Different training plans will include different approaches to recovery, but during a week you’ll likely have at least 2 or 3 days of pure rest, without lifting any weights.
It’s during these rest days that your muscles are able to repair and rest… helping to avoid injuries, which would set you back.
When you start lifting weights, you’ll also find you probably need more sleep too. You just need to listen to your body and ensure you give it the rest it needs.
Weight Lifting Program
Looking for an Effective Weight Lifting Program?
If you want a simple, affordable weight lifting program to follow, that is completely customized to your fitness level and available equipment, we’d recommend checking out Fitbod. After trying more than our fair share of fitness apps, that’s currently our top pick.
It’s very easy to go through the motions for 1 month, or even longer… and get disheartened by the lack of progress. But ultimately, you need to push yourself if you want to see results.
If you’re not breaking a sweat at all, chances are you could have probably pushed yourself further during the workout.
Using a personal trainer or a training buddy is a great way to naturally boost intensity.
How fast can a woman get results by lifting weights?
Ultimately, this really depends on what “results” you are aiming for. The release of feel-good endorphins will be felt after the very first workout, but losing weight or increasing muscular definition will take longer (depending on factors like workout intensity, genetics, fitness level and programming).
After lifting weights consistently for a month you’ll start to feel and see improvements. By the end of month two, these improvements will often start to be very visible.
But you need to maintain your efforts to maintain the results.
Weight lifting vs cardio
A healthy, well-balanced fitness plan should include both resistance training (like weight lifting) and cardio. There’s no reason to choose one over the other… you’ll benefit from both.
How much weight can you lose in a month lifting weights?

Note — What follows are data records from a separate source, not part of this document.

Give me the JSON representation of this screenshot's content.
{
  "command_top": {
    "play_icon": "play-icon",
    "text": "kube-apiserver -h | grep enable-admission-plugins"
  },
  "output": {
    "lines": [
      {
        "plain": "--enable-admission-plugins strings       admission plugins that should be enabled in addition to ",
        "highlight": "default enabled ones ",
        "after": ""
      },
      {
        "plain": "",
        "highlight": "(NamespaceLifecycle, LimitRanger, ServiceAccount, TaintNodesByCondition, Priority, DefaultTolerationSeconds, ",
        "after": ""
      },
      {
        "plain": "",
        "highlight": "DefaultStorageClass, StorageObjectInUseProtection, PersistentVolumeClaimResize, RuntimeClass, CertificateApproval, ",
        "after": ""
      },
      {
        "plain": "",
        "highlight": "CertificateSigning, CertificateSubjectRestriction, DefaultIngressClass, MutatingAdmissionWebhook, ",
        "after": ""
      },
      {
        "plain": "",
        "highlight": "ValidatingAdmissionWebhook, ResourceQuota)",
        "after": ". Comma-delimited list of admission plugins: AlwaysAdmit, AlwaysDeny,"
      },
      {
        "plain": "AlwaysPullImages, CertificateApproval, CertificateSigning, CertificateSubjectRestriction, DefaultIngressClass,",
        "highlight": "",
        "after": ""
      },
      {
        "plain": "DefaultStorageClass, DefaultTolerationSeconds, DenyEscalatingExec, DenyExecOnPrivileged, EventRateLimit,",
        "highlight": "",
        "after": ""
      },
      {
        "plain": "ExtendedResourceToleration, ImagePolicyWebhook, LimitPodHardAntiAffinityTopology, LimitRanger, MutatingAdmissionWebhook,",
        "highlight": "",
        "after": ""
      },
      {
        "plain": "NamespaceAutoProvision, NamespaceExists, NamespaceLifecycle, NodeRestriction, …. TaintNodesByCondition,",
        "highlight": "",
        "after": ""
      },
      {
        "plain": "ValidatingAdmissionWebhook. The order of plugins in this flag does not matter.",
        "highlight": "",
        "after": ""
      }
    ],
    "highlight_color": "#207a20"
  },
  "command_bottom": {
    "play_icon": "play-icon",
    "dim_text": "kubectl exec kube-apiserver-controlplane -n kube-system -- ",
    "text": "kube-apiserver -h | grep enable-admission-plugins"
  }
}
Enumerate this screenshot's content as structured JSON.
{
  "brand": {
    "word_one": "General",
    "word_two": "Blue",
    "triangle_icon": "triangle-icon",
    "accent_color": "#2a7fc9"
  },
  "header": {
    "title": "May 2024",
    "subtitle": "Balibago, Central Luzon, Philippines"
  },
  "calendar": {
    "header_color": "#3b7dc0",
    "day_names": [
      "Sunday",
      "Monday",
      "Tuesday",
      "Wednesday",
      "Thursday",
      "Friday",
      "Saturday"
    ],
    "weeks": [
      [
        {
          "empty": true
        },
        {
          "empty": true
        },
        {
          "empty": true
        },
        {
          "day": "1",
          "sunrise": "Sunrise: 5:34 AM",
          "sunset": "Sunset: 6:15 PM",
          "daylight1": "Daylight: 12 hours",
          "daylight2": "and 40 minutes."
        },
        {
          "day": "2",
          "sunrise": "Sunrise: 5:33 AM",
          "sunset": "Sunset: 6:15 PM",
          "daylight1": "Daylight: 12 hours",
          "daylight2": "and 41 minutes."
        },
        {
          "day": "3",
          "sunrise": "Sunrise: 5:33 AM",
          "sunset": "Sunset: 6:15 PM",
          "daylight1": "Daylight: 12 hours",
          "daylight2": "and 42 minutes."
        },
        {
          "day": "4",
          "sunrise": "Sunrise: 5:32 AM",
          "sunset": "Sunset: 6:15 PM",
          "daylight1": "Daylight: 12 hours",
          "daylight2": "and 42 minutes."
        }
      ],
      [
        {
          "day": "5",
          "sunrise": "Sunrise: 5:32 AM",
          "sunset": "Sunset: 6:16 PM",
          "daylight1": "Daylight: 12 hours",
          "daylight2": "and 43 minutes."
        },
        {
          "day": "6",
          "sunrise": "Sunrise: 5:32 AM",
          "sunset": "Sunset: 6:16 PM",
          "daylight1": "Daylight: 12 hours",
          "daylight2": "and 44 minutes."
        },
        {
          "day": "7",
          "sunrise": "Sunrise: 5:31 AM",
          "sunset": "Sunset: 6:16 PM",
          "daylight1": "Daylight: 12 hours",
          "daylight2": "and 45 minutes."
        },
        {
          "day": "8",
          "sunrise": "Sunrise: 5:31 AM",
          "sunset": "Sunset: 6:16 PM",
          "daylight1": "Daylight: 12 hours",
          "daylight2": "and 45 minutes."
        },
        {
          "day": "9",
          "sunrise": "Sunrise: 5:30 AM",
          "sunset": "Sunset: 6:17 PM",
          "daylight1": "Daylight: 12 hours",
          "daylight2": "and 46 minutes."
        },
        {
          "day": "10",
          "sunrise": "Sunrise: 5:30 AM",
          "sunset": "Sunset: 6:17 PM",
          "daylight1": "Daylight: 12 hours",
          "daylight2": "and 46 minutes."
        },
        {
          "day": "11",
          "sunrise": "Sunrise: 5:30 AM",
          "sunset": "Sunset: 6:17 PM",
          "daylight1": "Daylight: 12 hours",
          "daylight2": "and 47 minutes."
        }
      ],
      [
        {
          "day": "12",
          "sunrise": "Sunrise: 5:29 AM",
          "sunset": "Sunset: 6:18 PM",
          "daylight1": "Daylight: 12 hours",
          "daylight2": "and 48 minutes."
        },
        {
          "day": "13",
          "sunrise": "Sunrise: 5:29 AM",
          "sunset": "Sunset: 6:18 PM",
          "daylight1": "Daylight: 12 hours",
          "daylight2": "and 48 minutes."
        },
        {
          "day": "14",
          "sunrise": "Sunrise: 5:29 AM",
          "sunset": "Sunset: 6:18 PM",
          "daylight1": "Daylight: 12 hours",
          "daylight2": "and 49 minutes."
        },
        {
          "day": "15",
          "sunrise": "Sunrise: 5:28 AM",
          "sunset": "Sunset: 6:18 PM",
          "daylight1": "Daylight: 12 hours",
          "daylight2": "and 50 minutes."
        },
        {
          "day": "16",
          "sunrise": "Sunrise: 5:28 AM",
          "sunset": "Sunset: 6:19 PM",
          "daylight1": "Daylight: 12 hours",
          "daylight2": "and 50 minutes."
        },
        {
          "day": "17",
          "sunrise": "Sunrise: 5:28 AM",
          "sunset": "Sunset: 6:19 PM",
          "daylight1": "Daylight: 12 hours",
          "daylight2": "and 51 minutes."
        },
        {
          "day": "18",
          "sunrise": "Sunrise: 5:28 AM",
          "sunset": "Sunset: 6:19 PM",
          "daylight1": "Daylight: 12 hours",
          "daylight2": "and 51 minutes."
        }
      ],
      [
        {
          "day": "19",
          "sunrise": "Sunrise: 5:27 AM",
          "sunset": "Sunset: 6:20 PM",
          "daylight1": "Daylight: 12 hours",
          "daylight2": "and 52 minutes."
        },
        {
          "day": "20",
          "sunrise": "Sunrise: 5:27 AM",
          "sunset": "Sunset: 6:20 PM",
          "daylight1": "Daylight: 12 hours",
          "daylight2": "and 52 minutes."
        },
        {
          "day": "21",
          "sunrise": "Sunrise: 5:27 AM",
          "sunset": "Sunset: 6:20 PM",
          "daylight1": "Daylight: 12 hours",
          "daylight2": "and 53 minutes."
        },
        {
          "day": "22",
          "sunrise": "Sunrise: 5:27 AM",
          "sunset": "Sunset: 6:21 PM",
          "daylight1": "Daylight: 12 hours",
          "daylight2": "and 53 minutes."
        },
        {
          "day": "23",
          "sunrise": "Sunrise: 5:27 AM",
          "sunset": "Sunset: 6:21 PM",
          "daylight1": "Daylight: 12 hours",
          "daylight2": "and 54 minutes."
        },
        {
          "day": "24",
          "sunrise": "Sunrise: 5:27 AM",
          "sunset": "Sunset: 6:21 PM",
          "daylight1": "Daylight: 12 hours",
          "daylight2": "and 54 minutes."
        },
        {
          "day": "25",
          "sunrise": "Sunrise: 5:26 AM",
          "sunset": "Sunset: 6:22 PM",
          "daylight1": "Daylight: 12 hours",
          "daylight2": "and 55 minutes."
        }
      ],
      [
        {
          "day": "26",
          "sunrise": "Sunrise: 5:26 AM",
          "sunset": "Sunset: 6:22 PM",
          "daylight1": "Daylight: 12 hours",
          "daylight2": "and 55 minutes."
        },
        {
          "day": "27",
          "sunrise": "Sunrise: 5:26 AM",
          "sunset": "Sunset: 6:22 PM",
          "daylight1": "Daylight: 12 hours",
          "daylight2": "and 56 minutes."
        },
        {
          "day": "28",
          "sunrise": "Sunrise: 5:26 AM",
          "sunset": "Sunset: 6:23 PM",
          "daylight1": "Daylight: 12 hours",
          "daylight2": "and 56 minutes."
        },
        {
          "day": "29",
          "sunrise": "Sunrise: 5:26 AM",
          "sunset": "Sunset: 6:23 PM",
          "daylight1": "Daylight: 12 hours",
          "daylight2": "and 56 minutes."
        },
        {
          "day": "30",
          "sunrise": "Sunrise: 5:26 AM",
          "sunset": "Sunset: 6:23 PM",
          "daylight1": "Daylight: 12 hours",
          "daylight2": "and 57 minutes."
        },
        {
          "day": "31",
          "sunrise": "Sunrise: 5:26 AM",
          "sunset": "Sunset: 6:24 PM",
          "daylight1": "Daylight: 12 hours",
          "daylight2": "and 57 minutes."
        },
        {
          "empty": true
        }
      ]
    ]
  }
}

This really depends so much on your starting weight, your genetics, exercise plan and your diet.
Does lifting weights burn belly fat?
Yes. Since lifting weights helps to swap fat for muscle, and muscle helps to burn more calories than fat does, weight lifting helps to burn belly fat. Exercises that focus on the abs and obliques (check out this guide on obliques crunches) can also help tone the stomach too.
Weight lifting, or any form of strength training more specifically, is a great addition to any fitness routine.
Although women often have doubts, the benefits are substantial and consequently, it’s worth giving a go. Just start with very light weights and ensure you follow correct form.
Within a month, you’ll likely already see significant improvements in your strength and body, and this should hopefully inspire you to keep it up.